Execute it in Claude Code:
/bypass permissions on
/goal <prompt-text>
During the 13+ hour run, the model handles code generation, automated testing with pytest, linting with ruff, git commits per task, and progress tracking via progress.json.
4. Step 3: Validation and Iteration
Post-execution, validate the output:
- Web Chat: Functional chat interface at
http://localhost:8080. - Skill Execution: Run pre-installed skills like image generation.
- Tool Usage: Fetch web content and save to local files.

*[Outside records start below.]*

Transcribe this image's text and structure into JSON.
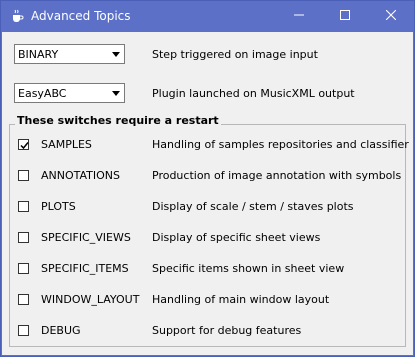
{
  "window": {
    "title": "Advanced Topics",
    "minimize_icon": "minimize-icon",
    "maximize_icon": "maximize-icon",
    "close_icon": "close-icon",
    "app_icon": "java-cup-icon"
  },
  "combos": [
    {
      "value": "BINARY",
      "description": "Step triggered on image input"
    },
    {
      "value": "EasyABC",
      "description": "Plugin launched on MusicXML output"
    }
  ],
  "switches": {
    "title": "These switches require a restart",
    "items": [
      {
        "name": "SAMPLES",
        "checked": true,
        "description": "Handling of samples repositories and classifier"
      },
      {
        "name": "ANNOTATIONS",
        "checked": false,
        "description": "Production of image annotation with symbols"
      },
      {
        "name": "PLOTS",
        "checked": false,
        "description": "Display of scale / stem / staves plots"
      },
      {
        "name": "SPECIFIC_VIEWS",
        "checked": false,
        "description": "Display of specific sheet views"
      },
      {
        "name": "SPECIFIC_ITEMS",
        "checked": false,
        "description": "Specific items shown in sheet view"
      },
      {
        "name": "WINDOW_LAYOUT",
        "checked": false,
        "description": "Handling of main window layout"
      },
      {
        "name": "DEBUG",
        "checked": false,
        "description": "Support for debug features"
      }
    ]
  },
  "colors": {
    "titlebar": "#5b70c6",
    "client": "#f0f0f0"
  }
}
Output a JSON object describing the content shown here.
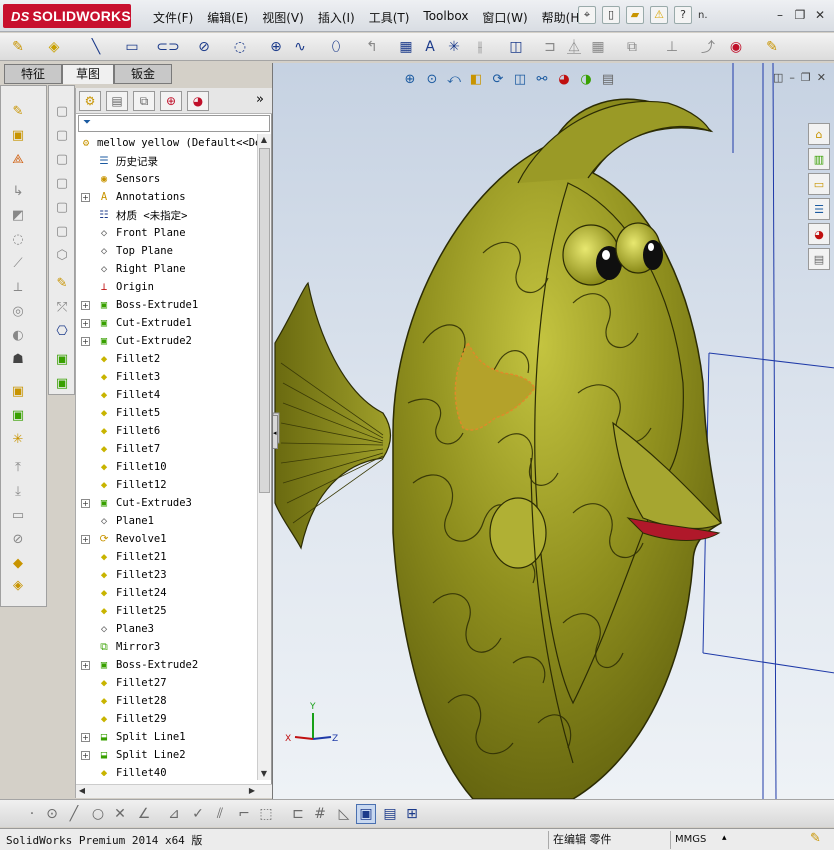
{
  "app": {
    "brand": "SOLIDWORKS",
    "brand_prefix": "DS"
  },
  "menu": [
    "文件(F)",
    "编辑(E)",
    "视图(V)",
    "插入(I)",
    "工具(T)",
    "Toolbox",
    "窗口(W)",
    "帮助(H)"
  ],
  "title_tools": {
    "extra_label": "?",
    "trunc": "n."
  },
  "tabs": [
    {
      "label": "特征",
      "active": false
    },
    {
      "label": "草图",
      "active": true
    },
    {
      "label": "钣金",
      "active": false
    }
  ],
  "feature_tree": {
    "root": "mellow yellow  (Default<<De",
    "items": [
      {
        "label": "历史记录",
        "icon": "history-icon",
        "expandable": false
      },
      {
        "label": "Sensors",
        "icon": "sensor-icon",
        "expandable": false
      },
      {
        "label": "Annotations",
        "icon": "annotation-icon",
        "expandable": true
      },
      {
        "label": "材质 <未指定>",
        "icon": "material-icon",
        "expandable": false
      },
      {
        "label": "Front Plane",
        "icon": "plane-icon",
        "expandable": false
      },
      {
        "label": "Top Plane",
        "icon": "plane-icon",
        "expandable": false
      },
      {
        "label": "Right Plane",
        "icon": "plane-icon",
        "expandable": false
      },
      {
        "label": "Origin",
        "icon": "origin-icon",
        "expandable": false
      },
      {
        "label": "Boss-Extrude1",
        "icon": "extrude-icon",
        "expandable": true
      },
      {
        "label": "Cut-Extrude1",
        "icon": "cut-extrude-icon",
        "expandable": true
      },
      {
        "label": "Cut-Extrude2",
        "icon": "cut-extrude-icon",
        "expandable": true
      },
      {
        "label": "Fillet2",
        "icon": "fillet-icon",
        "expandable": false
      },
      {
        "label": "Fillet3",
        "icon": "fillet-icon",
        "expandable": false
      },
      {
        "label": "Fillet4",
        "icon": "fillet-icon",
        "expandable": false
      },
      {
        "label": "Fillet5",
        "icon": "fillet-icon",
        "expandable": false
      },
      {
        "label": "Fillet6",
        "icon": "fillet-icon",
        "expandable": false
      },
      {
        "label": "Fillet7",
        "icon": "fillet-icon",
        "expandable": false
      },
      {
        "label": "Fillet10",
        "icon": "fillet-icon",
        "expandable": false
      },
      {
        "label": "Fillet12",
        "icon": "fillet-icon",
        "expandable": false
      },
      {
        "label": "Cut-Extrude3",
        "icon": "cut-extrude-icon",
        "expandable": true
      },
      {
        "label": "Plane1",
        "icon": "plane-icon",
        "expandable": false
      },
      {
        "label": "Revolve1",
        "icon": "revolve-icon",
        "expandable": true
      },
      {
        "label": "Fillet21",
        "icon": "fillet-icon",
        "expandable": false
      },
      {
        "label": "Fillet23",
        "icon": "fillet-icon",
        "expandable": false
      },
      {
        "label": "Fillet24",
        "icon": "fillet-icon",
        "expandable": false
      },
      {
        "label": "Fillet25",
        "icon": "fillet-icon",
        "expandable": false
      },
      {
        "label": "Plane3",
        "icon": "plane-icon",
        "expandable": false
      },
      {
        "label": "Mirror3",
        "icon": "mirror-icon",
        "expandable": false
      },
      {
        "label": "Boss-Extrude2",
        "icon": "extrude-icon",
        "expandable": true
      },
      {
        "label": "Fillet27",
        "icon": "fillet-icon",
        "expandable": false
      },
      {
        "label": "Fillet28",
        "icon": "fillet-icon",
        "expandable": false
      },
      {
        "label": "Fillet29",
        "icon": "fillet-icon",
        "expandable": false
      },
      {
        "label": "Split Line1",
        "icon": "split-line-icon",
        "expandable": true
      },
      {
        "label": "Split Line2",
        "icon": "split-line-icon",
        "expandable": true
      },
      {
        "label": "Fillet40",
        "icon": "fillet-icon",
        "expandable": false
      }
    ]
  },
  "triad": {
    "x": "X",
    "y": "Y",
    "z": "Z"
  },
  "status": {
    "product": "SolidWorks Premium 2014 x64 版",
    "mode": "在编辑 零件",
    "units": "MMGS"
  },
  "colors": {
    "model_body": "#8a8a1c",
    "model_highlight": "#c8c84a",
    "lip": "#b0182a",
    "selection": "#e08a2a",
    "viewport_top": "#c6d2e2",
    "viewport_bottom": "#eef2f6",
    "brand": "#c8102e"
  }
}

If issues arise (e.g., repetitive task execution), simply prompt:
The agent is repeating historical tasks. Fix the loop to avoid duplication.
GLM 5.2's improved instruction-following ensures most fixes land in one shot.
FAQ
Can I use this approach with models other than GLM 5.2?
Yes, any model with a large enough context window can work. The key requirement is maintaining coherence over long sessions without "losing the thread." Claude's own Opus and Sonnet models also handle long-context tasks well, though they may have different pricing structures. The million-token window of GLM 5.2 simply makes it particularly cost-effective for marathon coding sessions. You can also experiment with Gemini 2.5 Pro or GPT-5, both of which offer large context windows.
What happens if the model gets stuck in an infinite loop?
This is a real risk with looped execution. To mitigate it: (1) set a maximum round limit in your goal prompt, (2) use the progress.json file to detect when the same task is attempted multiple times without completion, and (3) periodically check in on long-running sessions. The check_progress.py script mentioned above should include a guard clause that exits after N consecutive failures on the same task.
Is this approach suitable for production code, or just experiments?
It depends on the risk level. For low-risk modules like utility functions and data formatting, AI-generated code with automated testing is production-ready. For security-critical code (authentication, payment processing), combine AI generation with human code review. The 443-task OpenClaw porting project demonstrates that AI can handle the bulk of mechanical translation work, freeing developers to focus on architecture decisions and security audits. Treat it like you'd treat any junior developer's output — test thoroughly, review critical paths, and iterate.